毎日、厳しい暑さが続いています。屋外で子どもを遊ばせる時には熱中症もそうですが、地面の熱さを心配する人もいらっしゃるのではないでしょうか。そんな中で注目されているのが、福岡県宗像市で開発された「熱くならない」人工芝です。

■園児
「だるまさんが転んだ!」

福岡県春日市にある森の木幼稚園です。真夏の日差しの中で、子どもたちが元気に体を動かしています。駆け回る足元は、なんだか不思議な感覚だといいます。

■園児
「なんか冷たい。はだしの時。」
「体育座りの時。なんか気持ちいい。」

7月、この幼稚園では、もともと園庭に敷かれていた人工芝を改良しました。クッション材として、芝の間を埋めていたゴムチップを「特殊な土」に変えたのです。

■白水学園・白水剛 理事長
「この3~4年の暑さで、大人でも子どもでも、はだしで外に出るのがすごく暑かったです。今回、「寒土(かんど)」という土を入れたら、明らかに違うと感じています。」

手がけたのは、福岡県宗像市にある人工芝のメーカーです。

■COOOL・浜口光一郎 社長
「ここが冷却人工芝と言っている芝生です。天然芝と同じように“土を入れて”充填する。」

芝の間を埋める「特殊な土」は、この会社が独自に開発しました。原料は、石灰岩を砕いた粉末と保湿性のある2種類の土、さらに川砂と、すべて天然素材です。日本家屋に使われる「しっくい」をヒントに作ったといいます。

■浜口社長
「この4つをブレンドすることで“山の土”を再現して作っていまして、冷却・保水・抗菌を図っていく、自然の原理を利用している。」

この土を入れた人工芝は本当に熱くないのでしょうか。炎天下で表面温度を測ってみました。

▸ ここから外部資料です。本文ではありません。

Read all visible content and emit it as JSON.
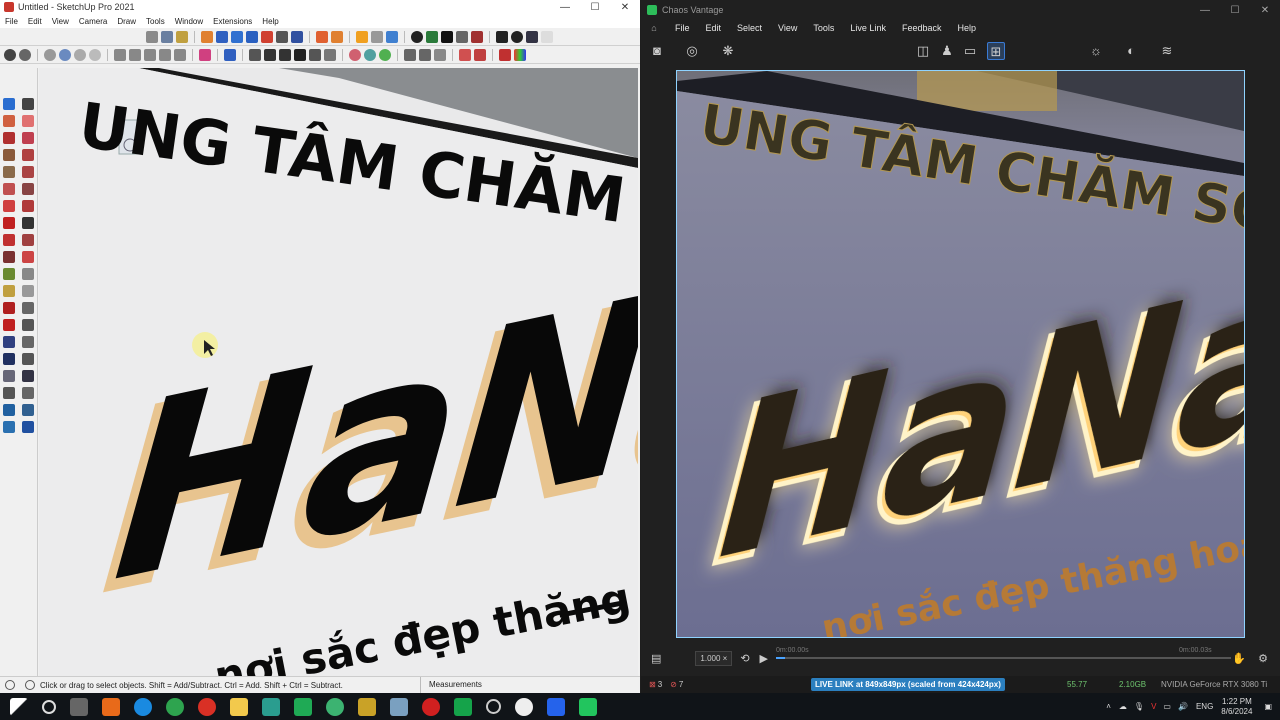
{
  "sketchup": {
    "title": "Untitled - SketchUp Pro 2021",
    "window_controls": [
      "—",
      "☐",
      "✕"
    ],
    "menu": [
      "File",
      "Edit",
      "View",
      "Camera",
      "Draw",
      "Tools",
      "Window",
      "Extensions",
      "Help"
    ],
    "status_text": "Click or drag to select objects. Shift = Add/Subtract. Ctrl = Add. Shift + Ctrl = Subtract.",
    "measurements_label": "Measurements"
  },
  "sign": {
    "heading": "UNG TÂM CHĂM SÓC S",
    "brand": "HaNa Sp",
    "tagline": "nơi sắc đẹp thăng hoa"
  },
  "vantage": {
    "title": "Chaos Vantage",
    "menu": [
      "File",
      "Edit",
      "Select",
      "View",
      "Tools",
      "Live Link",
      "Feedback",
      "Help"
    ],
    "zoom": "1.000 ×",
    "time_start": "0m:00.00s",
    "time_end": "0m:00.03s",
    "errors": "3",
    "warnings": "7",
    "live_link": "LIVE LINK at 849x849px (scaled from 424x424px)",
    "fps": "55.77",
    "memory": "2.10GB",
    "gpu": "NVIDIA GeForce RTX 3080 Ti",
    "timeline_progress": 0.02
  },
  "taskbar": {
    "time": "1:22 PM",
    "date": "8/6/2024",
    "language": "ENG"
  },
  "colors": {
    "vantage_accent": "#8fd3ff",
    "live_link_bg": "#2b7fbf",
    "glow": "#ffd27a"
  }
}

ゴムチップが入った従来の人工芝の表面温度は59℃。それに対して、特殊な土を入れた人工芝の表面温度は45℃です。従来の人工芝より、14℃も低い温度でした。

浜口さんはあるきっかけでこの土の開発に着手しました。

■浜口社長
「自分の子どもがラグビーの試合で、やけどして帰ってきて。スパイクのビョウごとやけどして点々に、真っ赤になって。」

高校やキャンプ場でも

やけどをしてしまうほどの足元の熱さを何とかできないか。浜口さんはゼネコン勤務の経験を生かして、新たに会社を立ち上げました。

外部の研究機関の協力も仰ぎながら、表面温度の上昇を抑える土と、形状や生え方を天然芝に近づけた人工芝を開発しました。

いまでは長崎県の高校のブルペンや、山梨県のキャンプ場など全国各地で導入されているということです。

■浜口社長
「子どもたちが自由に遊んだり、キャンプができたりできる空間としては、成長しない緑の毛と、私たちの天然芝と同じ、それ以上の冷却の土をハイブリッドすることで、皆さんの理想とする空間を創る。」

7月の平均気温が観測史上最高を記録したこの夏。危険な暑さから身を守る工夫が、ますます求められています。